From 2010 to 2012, he was chief credit officer. He has worked in Frankfurt, London, Singapore, Tokyo and Toronto. From 2012 to 2013, he was deputy chief risk officer. Sewing was head of group audit from June 2013 to February 2015, prior to which he held a number of management positions in risk management. From January 2016, Sewing oversaw Deutsche Bank's private and commercial banking division, which includes the lender's network of German retail branches, but has a low profile outside of Germany. He earned 2.9 million euros for 2017.

On 8 April 2018, Sewing became CEO at Deutsche Bank, replacing John Cryan. That year, he led Deutsche Bank to its first profit in four years and launched talks with Commerzbank on a potential merger. After his first year, his 7 million euro compensation made him one of the best paid chief executives in European banking. As of September, Christian will spend 15% of his monthly net salary buying the German lender's shares as part of his efforts to revive the bank's profitability.

Sewing was the head of Deutsche Bank's audit division during Deutsche Bank's $10 billion money-laundering scandal involving its Moscow operations. The auditing division gave its Moscow office a clean bill of health, despite serious irregularities. According to the terms of Deutsche Bank's settlement with the SEC, Sewing must "annually certify that the German lender is adhering to a recent settlement in which U.S. authorities fined the firm for violating swaps reporting rules." This change could hold Sewing criminally liable for future violations by the bank.

In 2022, under the orders of Deutsche Bank's supervisory board, Sewing and 10% of the senior staff took an overall €1 million reduction in pay due to the bank's missing targets. Sewing received a €145,000 cut to his bonus, as the supervisory board, led by Alexander Wynaendts, revealed that the bank met just 64% of its government, social, and governance targets.

==Other activities==
=== Government agencies ===
- Monetary Authority of Singapore (MAS), Member of the International Advisory Panel (since 2018)

===Corporate boards===
- Deutsche Postbank, Member of the supervisory board (since 2012)

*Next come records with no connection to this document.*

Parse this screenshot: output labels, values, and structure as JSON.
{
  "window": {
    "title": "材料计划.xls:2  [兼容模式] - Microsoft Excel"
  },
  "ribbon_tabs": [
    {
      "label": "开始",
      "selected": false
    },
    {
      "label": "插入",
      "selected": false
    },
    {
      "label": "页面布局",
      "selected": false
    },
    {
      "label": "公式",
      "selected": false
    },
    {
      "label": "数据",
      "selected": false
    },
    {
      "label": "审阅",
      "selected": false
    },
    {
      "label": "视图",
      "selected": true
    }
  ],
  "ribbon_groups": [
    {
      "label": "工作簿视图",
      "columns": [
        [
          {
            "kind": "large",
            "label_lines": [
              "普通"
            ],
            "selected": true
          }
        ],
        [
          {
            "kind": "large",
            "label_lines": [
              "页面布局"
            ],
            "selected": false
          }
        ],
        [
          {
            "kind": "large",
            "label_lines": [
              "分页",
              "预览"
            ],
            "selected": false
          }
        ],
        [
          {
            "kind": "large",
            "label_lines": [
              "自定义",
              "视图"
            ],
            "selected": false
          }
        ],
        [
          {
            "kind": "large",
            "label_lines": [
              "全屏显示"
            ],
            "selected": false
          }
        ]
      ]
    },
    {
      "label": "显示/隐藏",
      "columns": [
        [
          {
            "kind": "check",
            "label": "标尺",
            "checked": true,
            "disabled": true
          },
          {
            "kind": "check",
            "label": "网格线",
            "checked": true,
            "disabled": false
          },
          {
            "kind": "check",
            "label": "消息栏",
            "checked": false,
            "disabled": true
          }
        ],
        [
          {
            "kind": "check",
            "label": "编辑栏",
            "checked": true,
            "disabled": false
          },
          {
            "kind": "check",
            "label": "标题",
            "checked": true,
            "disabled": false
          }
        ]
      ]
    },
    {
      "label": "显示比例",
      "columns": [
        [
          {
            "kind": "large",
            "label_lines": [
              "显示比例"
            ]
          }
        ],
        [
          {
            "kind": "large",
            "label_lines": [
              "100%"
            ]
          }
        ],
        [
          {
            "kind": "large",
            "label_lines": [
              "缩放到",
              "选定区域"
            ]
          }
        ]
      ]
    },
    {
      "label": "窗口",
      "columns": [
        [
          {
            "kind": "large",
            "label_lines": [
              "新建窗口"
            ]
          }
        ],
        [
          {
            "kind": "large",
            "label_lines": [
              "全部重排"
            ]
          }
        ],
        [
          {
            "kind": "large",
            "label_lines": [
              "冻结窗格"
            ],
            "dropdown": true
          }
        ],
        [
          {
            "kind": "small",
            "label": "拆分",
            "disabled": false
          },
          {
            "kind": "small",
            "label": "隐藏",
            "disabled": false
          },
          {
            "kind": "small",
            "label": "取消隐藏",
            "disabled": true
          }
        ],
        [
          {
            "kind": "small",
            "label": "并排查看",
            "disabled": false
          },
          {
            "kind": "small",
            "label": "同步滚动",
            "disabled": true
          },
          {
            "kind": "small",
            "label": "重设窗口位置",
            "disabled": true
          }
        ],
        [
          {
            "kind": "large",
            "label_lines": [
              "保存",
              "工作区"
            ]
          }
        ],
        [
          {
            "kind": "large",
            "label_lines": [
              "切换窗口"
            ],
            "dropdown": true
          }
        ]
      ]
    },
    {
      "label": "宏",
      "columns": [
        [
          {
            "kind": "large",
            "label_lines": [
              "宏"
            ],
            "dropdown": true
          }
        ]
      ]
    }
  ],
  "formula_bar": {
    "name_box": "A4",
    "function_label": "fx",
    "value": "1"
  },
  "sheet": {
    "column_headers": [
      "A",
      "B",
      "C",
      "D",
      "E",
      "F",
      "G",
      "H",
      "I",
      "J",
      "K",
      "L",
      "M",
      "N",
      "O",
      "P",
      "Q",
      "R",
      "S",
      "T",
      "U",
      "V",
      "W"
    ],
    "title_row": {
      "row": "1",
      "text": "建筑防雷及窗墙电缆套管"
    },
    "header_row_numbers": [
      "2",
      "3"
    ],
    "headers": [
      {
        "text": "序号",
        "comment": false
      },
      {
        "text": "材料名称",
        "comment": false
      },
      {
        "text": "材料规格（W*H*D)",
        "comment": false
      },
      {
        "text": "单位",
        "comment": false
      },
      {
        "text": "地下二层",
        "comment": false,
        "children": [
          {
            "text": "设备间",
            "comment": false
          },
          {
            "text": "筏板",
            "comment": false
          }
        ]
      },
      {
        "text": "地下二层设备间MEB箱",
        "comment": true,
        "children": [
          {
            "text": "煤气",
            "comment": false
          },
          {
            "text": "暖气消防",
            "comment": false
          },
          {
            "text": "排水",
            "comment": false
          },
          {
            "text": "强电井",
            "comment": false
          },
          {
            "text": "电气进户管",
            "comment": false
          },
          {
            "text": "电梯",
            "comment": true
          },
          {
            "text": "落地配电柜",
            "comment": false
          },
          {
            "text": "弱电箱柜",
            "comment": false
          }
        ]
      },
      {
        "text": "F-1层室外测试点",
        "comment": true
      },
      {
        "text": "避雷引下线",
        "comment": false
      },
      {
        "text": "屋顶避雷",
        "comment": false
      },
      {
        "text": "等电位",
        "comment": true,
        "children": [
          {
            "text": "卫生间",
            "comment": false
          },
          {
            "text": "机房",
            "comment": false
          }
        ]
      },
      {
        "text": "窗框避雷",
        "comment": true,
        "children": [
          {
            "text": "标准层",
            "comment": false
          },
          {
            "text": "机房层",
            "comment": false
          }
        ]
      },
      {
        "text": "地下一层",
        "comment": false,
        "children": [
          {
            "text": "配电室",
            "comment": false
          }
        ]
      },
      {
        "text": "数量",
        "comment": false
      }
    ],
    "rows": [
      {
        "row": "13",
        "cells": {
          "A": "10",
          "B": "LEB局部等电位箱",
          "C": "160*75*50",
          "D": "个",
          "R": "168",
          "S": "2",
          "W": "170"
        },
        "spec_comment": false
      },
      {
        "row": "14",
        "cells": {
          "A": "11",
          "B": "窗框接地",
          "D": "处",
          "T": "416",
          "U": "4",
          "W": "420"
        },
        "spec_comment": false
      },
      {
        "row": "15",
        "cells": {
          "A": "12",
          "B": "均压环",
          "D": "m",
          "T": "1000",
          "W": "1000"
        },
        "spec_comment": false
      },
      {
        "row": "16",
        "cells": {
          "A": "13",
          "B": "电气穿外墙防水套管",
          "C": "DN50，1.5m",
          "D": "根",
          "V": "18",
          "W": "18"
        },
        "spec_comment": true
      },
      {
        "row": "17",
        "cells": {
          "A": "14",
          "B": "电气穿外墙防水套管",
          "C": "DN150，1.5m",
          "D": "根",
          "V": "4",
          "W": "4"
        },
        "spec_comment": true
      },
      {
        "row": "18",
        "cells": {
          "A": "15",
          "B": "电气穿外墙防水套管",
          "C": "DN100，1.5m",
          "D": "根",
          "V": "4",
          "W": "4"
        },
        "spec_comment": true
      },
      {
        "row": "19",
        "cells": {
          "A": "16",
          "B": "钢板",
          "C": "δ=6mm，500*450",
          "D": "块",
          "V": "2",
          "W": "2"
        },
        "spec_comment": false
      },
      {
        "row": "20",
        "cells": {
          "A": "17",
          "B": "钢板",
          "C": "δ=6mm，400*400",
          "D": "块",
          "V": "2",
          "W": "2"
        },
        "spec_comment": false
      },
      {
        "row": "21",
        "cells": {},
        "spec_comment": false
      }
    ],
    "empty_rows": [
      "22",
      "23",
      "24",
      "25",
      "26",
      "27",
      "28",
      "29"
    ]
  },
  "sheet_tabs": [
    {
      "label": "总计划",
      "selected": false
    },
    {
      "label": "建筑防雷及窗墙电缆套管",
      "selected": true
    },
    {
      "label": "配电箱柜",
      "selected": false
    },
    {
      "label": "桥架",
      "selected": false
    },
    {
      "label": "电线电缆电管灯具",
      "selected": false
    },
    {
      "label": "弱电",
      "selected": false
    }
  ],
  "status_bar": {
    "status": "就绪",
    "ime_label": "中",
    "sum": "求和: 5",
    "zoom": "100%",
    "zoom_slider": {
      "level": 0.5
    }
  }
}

===Non-profit organizations===
- Federation of German Industries (BDI), Member of the Presidium (2017–2018)
- Association of German Banks (BdB), Member of the Board of Directors, President (since 2021)
- Institute of International Finance (IIF), Member of the Board
- Working Group of Protestant Businesses (AEU), Member of the Board of Trustees
- Stifterverband für die Deutsche Wissenschaft, Member of the Board

==Personal life==
Sewing is a passionate tennis player. He is married and has four children.